I’ve been in Aspen for three days. The gruesome travel day to get here involved three hours of driving, four airports, three flights with heavy turbulence and a border crossing without a passport.  When my support man and I finally got into Aspen we sampled a great meal and a well deserved cold pint at a local hangout in town, then exhausted, found our home for the week and called it a night.

We woke up in the morning to see the massive X games features looming on the mountain above us. We took off for the venue and got our accreditation, and went for a few laps to stretch the legs after the gruesome travel day. We checked the schedule and realized we had to make our way to course inspection.

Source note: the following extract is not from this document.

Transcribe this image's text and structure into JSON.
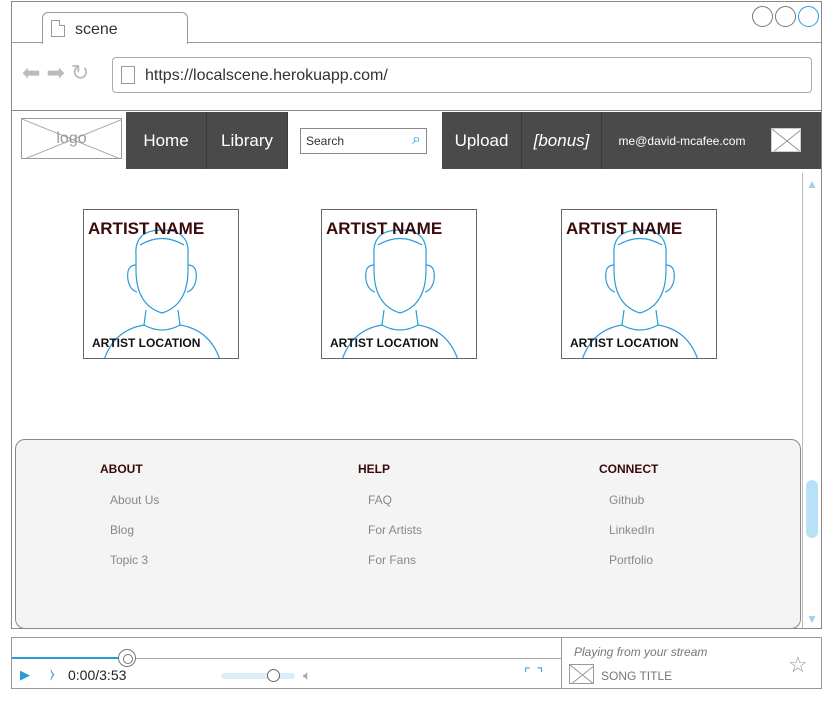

This is my first time in a Mono X event, and was my first time even going down a ski/boarder X course! Very quickly I realized I was going to be in for quite the week! The course starts with an eight-foot step-down and a mandatory 35-foot gap, winds its way through a collage of rollers, step-downs, step-ups, tables, berms and gaps.  I have always hated doing course inspections because I’ve always found features and terrain to be intimidating when you look too hard at them!

The next day I saddled up for my first runs through the course. Somehow I was the first athlete at the start, and in the guinea pig position to test everything out as the first sit skier down the course.  I took a deep breath and gave a good hard pull out the gate.  Everything was working, a little ragged but working… until the first road gap. Despite a healthy speed check I overshot the landing zone by what felt like a mile, and landed on very flat terrain. I was able to hold it together and ski out; I kept pushing on, and cleared the 55-foot gap at the finish perfectly.  Super stoked I got back to the start for my second run ASAP! I decided to try and smooth things out, even if it meant compromising some speed. Everything was going perfectly to plan when I came up short on the bottom gap. I blew the top of my suspension tower in my sit ski clean off, and destroyed every piece of equipment I had on! My binding broke, race plate shattered, ski delaminated, and there were barely any salvageable parts on my sit ski! When I hit the knuckle before the landing I actually bounced further then the initial jump, landing down near the finish line. Luckily it was my pride and equipment more wounded than my body!

I spent all day today getting new equipment sorted out. Borrowing pieces and trying to salvage anything I could from friends and fellow competitors; I was able to get something built in time for a test run in the afternoon.

Tomorrow morning is qualifiers. I’m nervous and excited! I’ve been visualizing the course in my head, and ready for action. Time to turn it up in Aspen!